My suggestion is that you first verify that you have first ran standard normalizations (scanpy.pp.normalize_total and scanpy.pp.log1p) and try re-running the code and see if the error repeats.
If it does, I suggest checking the maximal value of your adata.X, and make sure no infinity np.infty or humongous values appear there.
1- I tried scanpy.pp.normalize_total and scanpy.pp.log1p but got the same error. I tried normalize_per_cell as well.
2- I also checked the max value of your adata.X, which is “175.02573” and min value is “-9.317178”. but I do not know how could be used to find a solution for this issue.
3- I tried np.infty however constantly got this error:
TypeError: ‘float’ object is not callable
but I used to_list function which made a matrix (list (len is 32100) of lists (len is 24062) in python ).

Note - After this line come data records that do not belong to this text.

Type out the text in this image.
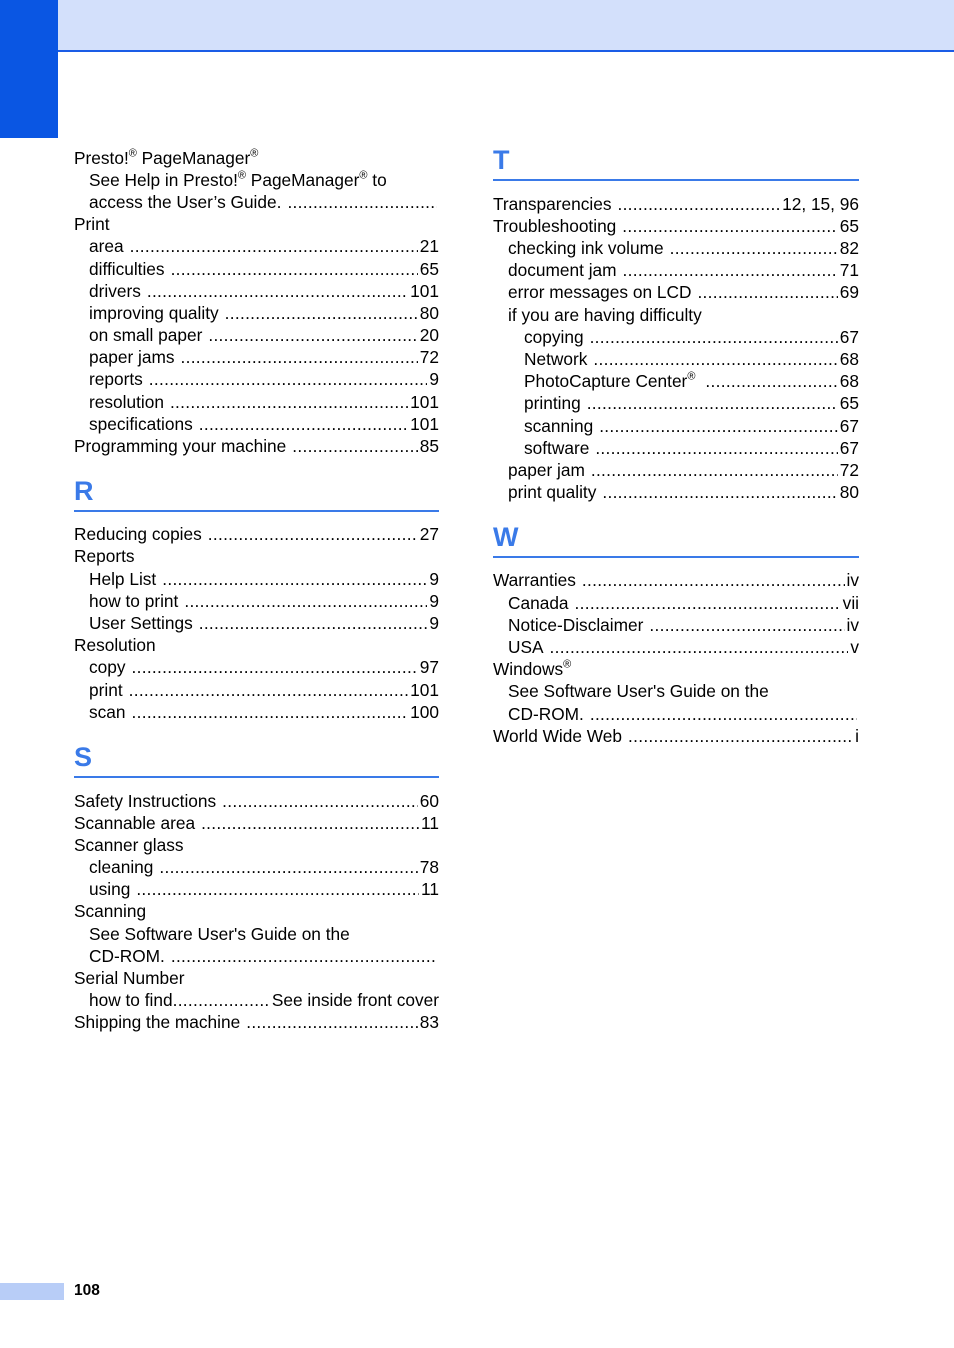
Presto!® PageManager®
See Help in Presto!® PageManager® to
access the User’s Guide.
.....
Print
area .....	21
difficulties .....	65
drivers .....	101
improving quality .....	80
on small paper .....	20
paper jams .....	72
reports .....	9
resolution .....	101
specifications .....	101
Programming your machine .....	85
R
Reducing copies .....	27
Reports
Help List .....	9
how to print .....	9
User Settings .....	9
Resolution
copy .....	97
print .....	101
scan .....	100
S
Safety Instructions .....	60
Scannable area .....	11
Scanner glass
cleaning .....	78
using .....	11
Scanning
See Software User's Guide on the
CD-ROM.
.....
Serial Number
how to find .....	See inside front cover
Shipping the machine .....	83
T
Transparencies .....	12, 15, 96
Troubleshooting .....	65
checking ink volume .....	82
document jam .....	71
error messages on LCD .....	69
if you are having difficulty
copying .....	67
Network .....	68
PhotoCapture Center® .....	68
printing .....	65
scanning .....	67
software .....	67
paper jam .....	72
print quality .....	80
W
Warranties .....	iv
Canada .....	vii
Notice-Disclaimer .....	iv
USA .....	v
Windows®
See Software User's Guide on the
CD-ROM.
.....
World Wide Web .....	i
108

I looked for infinity values there and did not find any.
So, I still have the problem. as more info, I have 6 samples (3 controls and 3 conditions) and concatenated them into one variable (adata).
I tried the same code on every single sample separately and worked perfectly but when I combine the samples into adata (concatenate them), even if I use 2 samples, I will get the same error.
the only difference that I will see in adata, is that adata.obs will have an extra item which is batch, compare to when I do single sample analysis.
Very strange.
The fact that you have a minimal value below 0 in your data means you are not working with counts data, but that you’ve performed some normalization.
I suggest you retry things with the raw data counts, and make sure to concatenate the datasets before you perform any normalizations.